Наш дивизион «катюш» произвел два залпа батареями с запасных позиций по району обороны и переправы противника у Михайловки. Командир немецкой 19-й танковой дивизии генерал Шмидт писал в донесении, что «русские открыли огонь из большого количества орудий всех калибров. Они засыпали реактивными снарядами все овраги, которые могли быть использованы в качестве путей сближения». Наш наблюдательный пункт находился на элеваторе (разъезд Крейда), и мы видели результаты огня.
С рассветом 5 июля началась мощная артподготовка противника. Одновременно бомбила авиация. Командира дивизиона вызвали к командиру 72-й гвардейской стрелковой дивизии. Я остался на наблюдательном пункте. Поле боя от Белгорода до нашей рощи покрылось разрывами снарядов, бомб, мин. Стоял страшный грохот. Горело все, что может гореть. Но страха не было, волновала неизвестность: где противник, как на него воздействовать? Спустя некоторое время командир приказал мне вести дивизион в полосу 72-й гвардейской стрелковой дивизии, в район Крапивное, Лес, Шебекинская дача. Через два часа я доложил ему на наблюдательном пункте, оборудованном на высоком дубе, что дивизион занял огневую позицию, командиры батарей ждут команды. Немецкие танки наступали на широком фронте Топлинка - Волково в направлении переправ в селах Карнауховка и Масловая Пристань. Я получил приказ готовить огонь, и через час были произведены три батарейных залпа по деревням Пристань, Ивановка, Волково.

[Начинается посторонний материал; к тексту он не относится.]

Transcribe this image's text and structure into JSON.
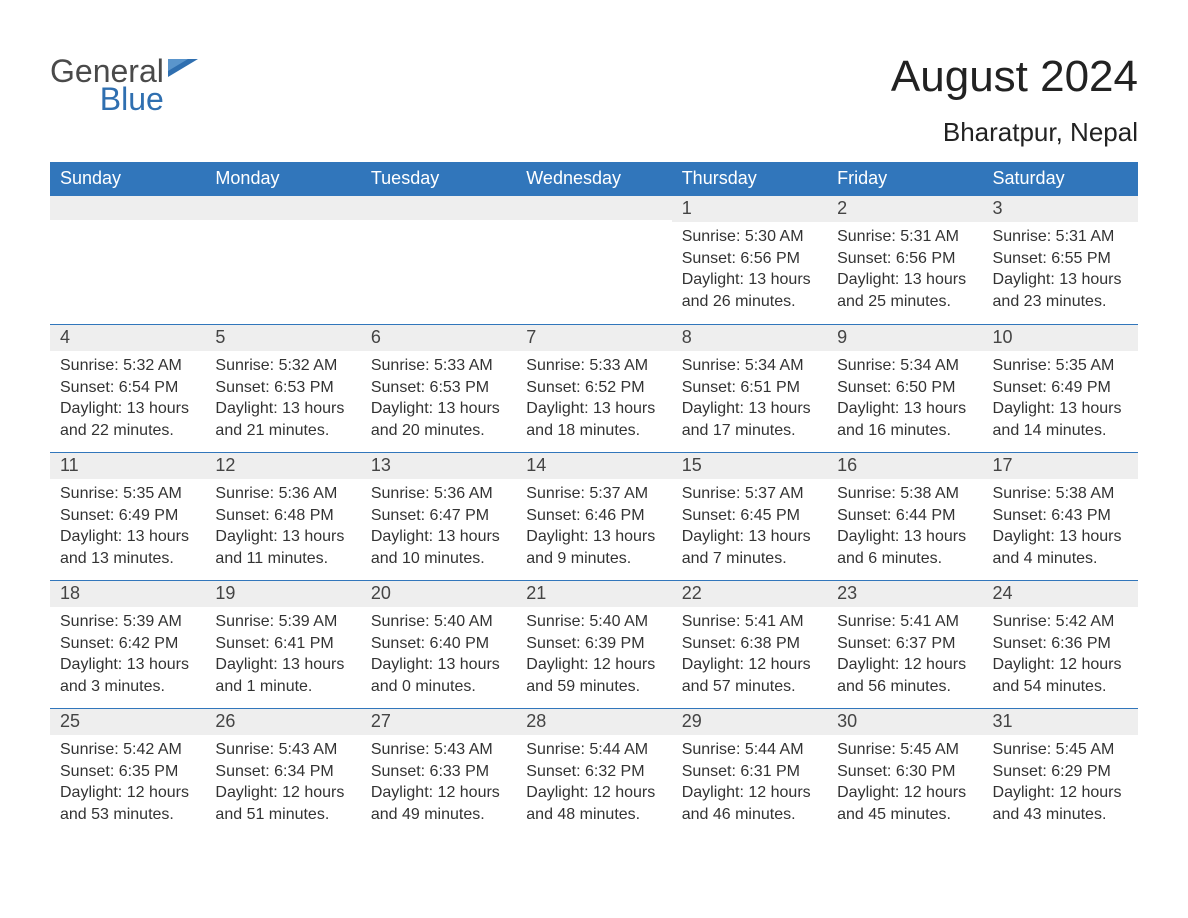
{
  "brand": {
    "word1": "General",
    "word2": "Blue",
    "text_color": "#4a4a4a",
    "accent_color": "#2f6fb0"
  },
  "header": {
    "title": "August 2024",
    "location": "Bharatpur, Nepal"
  },
  "colors": {
    "header_bg": "#3176bb",
    "header_text": "#ffffff",
    "daynum_bg": "#eeeeee",
    "week_border": "#3176bb",
    "body_text": "#333333",
    "page_bg": "#ffffff"
  },
  "weekdays": [
    "Sunday",
    "Monday",
    "Tuesday",
    "Wednesday",
    "Thursday",
    "Friday",
    "Saturday"
  ],
  "weeks": [
    [
      {
        "n": "",
        "sunrise": "",
        "sunset": "",
        "daylight": ""
      },
      {
        "n": "",
        "sunrise": "",
        "sunset": "",
        "daylight": ""
      },
      {
        "n": "",
        "sunrise": "",
        "sunset": "",
        "daylight": ""
      },
      {
        "n": "",
        "sunrise": "",
        "sunset": "",
        "daylight": ""
      },
      {
        "n": "1",
        "sunrise": "Sunrise: 5:30 AM",
        "sunset": "Sunset: 6:56 PM",
        "daylight": "Daylight: 13 hours and 26 minutes."
      },
      {
        "n": "2",
        "sunrise": "Sunrise: 5:31 AM",
        "sunset": "Sunset: 6:56 PM",
        "daylight": "Daylight: 13 hours and 25 minutes."
      },
      {
        "n": "3",
        "sunrise": "Sunrise: 5:31 AM",
        "sunset": "Sunset: 6:55 PM",
        "daylight": "Daylight: 13 hours and 23 minutes."
      }
    ],
    [
      {
        "n": "4",
        "sunrise": "Sunrise: 5:32 AM",
        "sunset": "Sunset: 6:54 PM",
        "daylight": "Daylight: 13 hours and 22 minutes."
      },
      {
        "n": "5",
        "sunrise": "Sunrise: 5:32 AM",
        "sunset": "Sunset: 6:53 PM",
        "daylight": "Daylight: 13 hours and 21 minutes."
      },
      {
        "n": "6",
        "sunrise": "Sunrise: 5:33 AM",
        "sunset": "Sunset: 6:53 PM",
        "daylight": "Daylight: 13 hours and 20 minutes."
      },
      {
        "n": "7",
        "sunrise": "Sunrise: 5:33 AM",
        "sunset": "Sunset: 6:52 PM",
        "daylight": "Daylight: 13 hours and 18 minutes."
      },
      {
        "n": "8",
        "sunrise": "Sunrise: 5:34 AM",
        "sunset": "Sunset: 6:51 PM",
        "daylight": "Daylight: 13 hours and 17 minutes."
      },
      {
        "n": "9",
        "sunrise": "Sunrise: 5:34 AM",
        "sunset": "Sunset: 6:50 PM",
        "daylight": "Daylight: 13 hours and 16 minutes."
      },
      {
        "n": "10",
        "sunrise": "Sunrise: 5:35 AM",
        "sunset": "Sunset: 6:49 PM",
        "daylight": "Daylight: 13 hours and 14 minutes."
      }
    ],
    [
      {
        "n": "11",
        "sunrise": "Sunrise: 5:35 AM",
        "sunset": "Sunset: 6:49 PM",
        "daylight": "Daylight: 13 hours and 13 minutes."
      },
      {
        "n": "12",
        "sunrise": "Sunrise: 5:36 AM",
        "sunset": "Sunset: 6:48 PM",
        "daylight": "Daylight: 13 hours and 11 minutes."
      },
      {
        "n": "13",
        "sunrise": "Sunrise: 5:36 AM",
        "sunset": "Sunset: 6:47 PM",
        "daylight": "Daylight: 13 hours and 10 minutes."
      },
      {
        "n": "14",
        "sunrise": "Sunrise: 5:37 AM",
        "sunset": "Sunset: 6:46 PM",
        "daylight": "Daylight: 13 hours and 9 minutes."
      },
      {
        "n": "15",
        "sunrise": "Sunrise: 5:37 AM",
        "sunset": "Sunset: 6:45 PM",
        "daylight": "Daylight: 13 hours and 7 minutes."
      },
      {
        "n": "16",
        "sunrise": "Sunrise: 5:38 AM",
        "sunset": "Sunset: 6:44 PM",
        "daylight": "Daylight: 13 hours and 6 minutes."
      },
      {
        "n": "17",
        "sunrise": "Sunrise: 5:38 AM",
        "sunset": "Sunset: 6:43 PM",
        "daylight": "Daylight: 13 hours and 4 minutes."
      }
    ],
    [
      {
        "n": "18",
        "sunrise": "Sunrise: 5:39 AM",
        "sunset": "Sunset: 6:42 PM",
        "daylight": "Daylight: 13 hours and 3 minutes."
      },
      {
        "n": "19",
        "sunrise": "Sunrise: 5:39 AM",
        "sunset": "Sunset: 6:41 PM",
        "daylight": "Daylight: 13 hours and 1 minute."
      },
      {
        "n": "20",
        "sunrise": "Sunrise: 5:40 AM",
        "sunset": "Sunset: 6:40 PM",
        "daylight": "Daylight: 13 hours and 0 minutes."
      },
      {
        "n": "21",
        "sunrise": "Sunrise: 5:40 AM",
        "sunset": "Sunset: 6:39 PM",
        "daylight": "Daylight: 12 hours and 59 minutes."
      },
      {
        "n": "22",
        "sunrise": "Sunrise: 5:41 AM",
        "sunset": "Sunset: 6:38 PM",
        "daylight": "Daylight: 12 hours and 57 minutes."
      },
      {
        "n": "23",
        "sunrise": "Sunrise: 5:41 AM",
        "sunset": "Sunset: 6:37 PM",
        "daylight": "Daylight: 12 hours and 56 minutes."
      },
      {
        "n": "24",
        "sunrise": "Sunrise: 5:42 AM",
        "sunset": "Sunset: 6:36 PM",
        "daylight": "Daylight: 12 hours and 54 minutes."
      }
    ],
    [
      {
        "n": "25",
        "sunrise": "Sunrise: 5:42 AM",
        "sunset": "Sunset: 6:35 PM",
        "daylight": "Daylight: 12 hours and 53 minutes."
      },
      {
        "n": "26",
        "sunrise": "Sunrise: 5:43 AM",
        "sunset": "Sunset: 6:34 PM",
        "daylight": "Daylight: 12 hours and 51 minutes."
      },
      {
        "n": "27",
        "sunrise": "Sunrise: 5:43 AM",
        "sunset": "Sunset: 6:33 PM",
        "daylight": "Daylight: 12 hours and 49 minutes."
      },
      {
        "n": "28",
        "sunrise": "Sunrise: 5:44 AM",
        "sunset": "Sunset: 6:32 PM",
        "daylight": "Daylight: 12 hours and 48 minutes."
      },
      {
        "n": "29",
        "sunrise": "Sunrise: 5:44 AM",
        "sunset": "Sunset: 6:31 PM",
        "daylight": "Daylight: 12 hours and 46 minutes."
      },
      {
        "n": "30",
        "sunrise": "Sunrise: 5:45 AM",
        "sunset": "Sunset: 6:30 PM",
        "daylight": "Daylight: 12 hours and 45 minutes."
      },
      {
        "n": "31",
        "sunrise": "Sunrise: 5:45 AM",
        "sunset": "Sunset: 6:29 PM",
        "daylight": "Daylight: 12 hours and 43 minutes."
      }
    ]
  ]
}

До вечера 5 июля мы пять раз меняли огневые позиции дивизиона... В селе Крутой Лог пришлось развернуть дивизион на прямую наводку, пехота отходила, а через пшеничное поле, то скрываясь, то вновь возникая из высоких хлебов, в пределах видимости шли немецкие танки. Их было много, шли они плотно и почему-то медленно. Залп превратил этот участок в не поддающееся описанию зрелище, где огонь, дым и пыль накрыли землю. Меняя позиции, уводя дивизион на север, я видел и отличную работу дивизиона 152-мм пушек-гаубиц. Они стояли также на прямой наводке, и от прямых попаданий бетонобойных снарядов башни немецких танков отбрасывало вместе с их орудиями на 150 - 200 м. Никто не задавался вопросом: что это за танки? «Тигры», «пантеры»? Они наступали. Их нужно было жечь, уничтожать. Эффективно это делали и зенитчики. Батарея 85-мм орудий превратила немецкую колонну в кладбище. Правда, сама на моих глазах потеряла все тягачи и два орудия.
В те дни и часы мне, как и тысячам других офицеров, пришлось мобилизовывать все силы разума и духа. Герой Советского Союза поэт-фронтовик Михаил Борисов, командовавший артиллерийской батареей на Курской дуге, позднее написал замечательные строки:
Те бои как мера нашей силы,
Потому она и дорога,
К сердцу прикипевшая России
Огненная Курская дуга.
Это сказано обо всех, чью душу и сердце эта дуга обожгла.